Mistake #2: Buying a Car Before a House

Anytime Joe Public applies for new credit cards, car loans, etc. -- there is a "hit" on the credit report and depending on what it is and the timing it could affect the decision by the Lender.  Planning should include canceling any credit cards you do not use and delay the purchase or lease of a new car until after you have moved into the new house. 

Similarly when you shop for a mortgage if several Banks are doing a credit check simultaneously the report shows all these inquires and individual banks are concerned that another institution may have discovered a blemish on your credit history that they have not uncovered.  End result is that you may be denied or the mortgage terms cost more.

Solution - Do not open new accounts while your mortgage application is in process.  A big purchase would use up a considerable proportion of a borrower's total credit limit, which results in a drop in the score. Lenders often continue to check credit scores in the weeks and days before closing.  A Lender can unceremoniously deny the mortgage at a very late stage if the applicant's credit scores have suddenly dropped below the minimum required for the requested loan rate.  Do not let the Bank do a credit check until you are certain they are the institution you want to work with.  HINT- they require your Social Insurance number to do the credit check.

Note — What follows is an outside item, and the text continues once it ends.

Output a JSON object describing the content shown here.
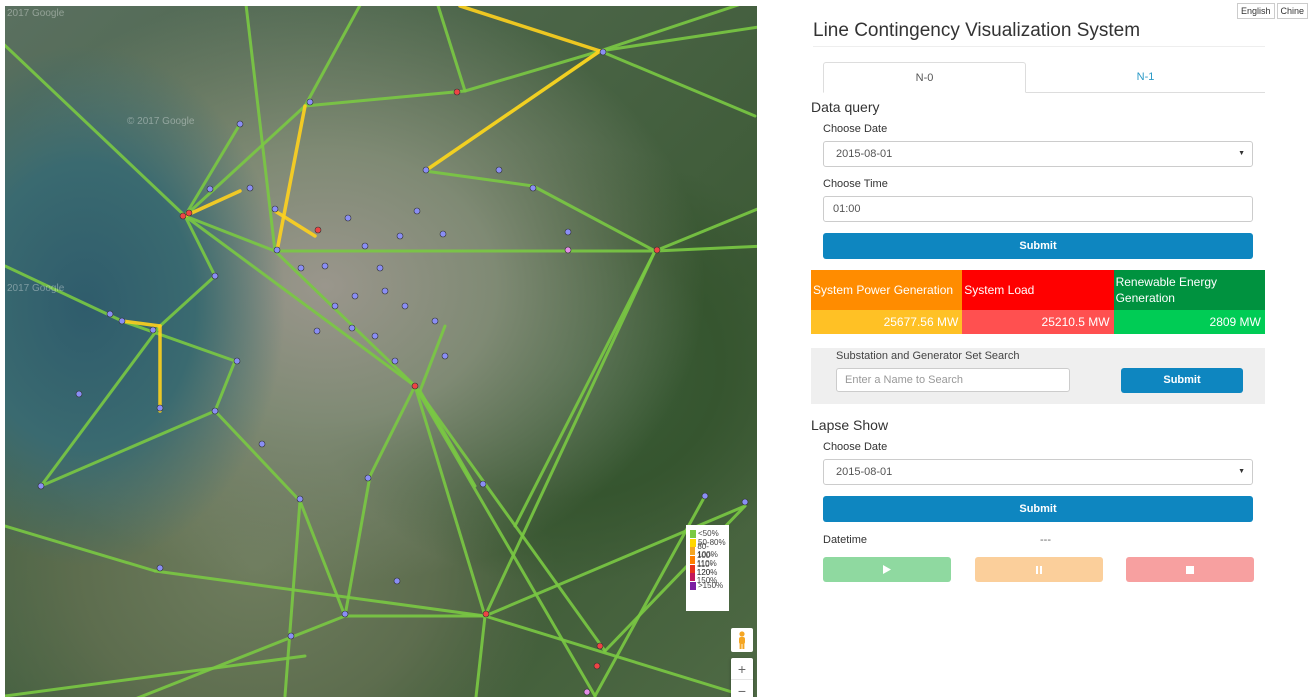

Mistake #3: Not Getting Pre-Approved for a Mortgage

It’s a benefit when you’re putting in an offer, especially in a multiple-bid offer, being able to provide written proof to sellers that you can complete this transaction. If you are the only bidder it could provide the leverage to get the house.  It happens all the time.  This is another free item that makes every difference in the world!

What’s the difference between being Pre-Qualified and Pre-Approved for a mortgage?

Pre-Qualification is a lender’s estimate of how much you could be eligible to borrow based on information you supply. Prequalification does not mean you will get the loan.

A written Pre-Approval means that the lender is ready to make you a mortgage loan based on the credit check, information and documentation you provided at the time you requested a pre-approval. The pre-approval will say how long it is valid for, typically 60 – 120 days and may contain some other conditions for you to get the loan.

Solution – Get a written Pre-Approval right from the beginning.  I can’t stress this point enough.  You can’t imagine how good it feels to get the house or condo of you dreams simply because you were better prepared than the competition or conversely how rotten it feels if you are not.  Did I mention it’s free?

Mistake #4:  Location Location Location

Many buyers wish they'd taken their due diligence a few steps further to understand all the subtleties, idiosyncrasies and hassles of living in a particular neighborhood. You can always fix up the house, but there's no easy remedy for low rent neighbors, dodgy apartment buildings, poor school districts and marathon commutes of 2-3 hours a day.

Solution - Spend as much time as you can in your future hood, ideally on different days and times and test drive your commute.  Consider this will be a 10 year commitment.  How many vehicles will you go through and how much will that add to you budget?  Are kids in the picture?

School information is available on the Net and www.eqao.com will help you understand how the local school stacks up to the rest.  Crime statistics are available by heat map at www.DougHeldman.com

Mistake #5: No Home Inspection

This is one of the most expensive mistakes any homebuyer can make. Every home should be professionally inspected regardless of whether it’s sold as-is or is brand new. Besides the standard mechanical home inspection, you should consider additional inspections for mold, pool equipment and termites. Cost should be approximately .1% of the purchase and spending $450 to $700 on an inspection is nothing compared to potential headaches down the road.

Solution - Get recommendations from your realtor or friends who’ve bought in the area, and have a professional inspection done before you make a firm Offer on the house. They will look for major defects and put into context minor defects as well as how to best approach the remedy.  Budget for 2% of the purchase price for upgrades in the first year of owning a home.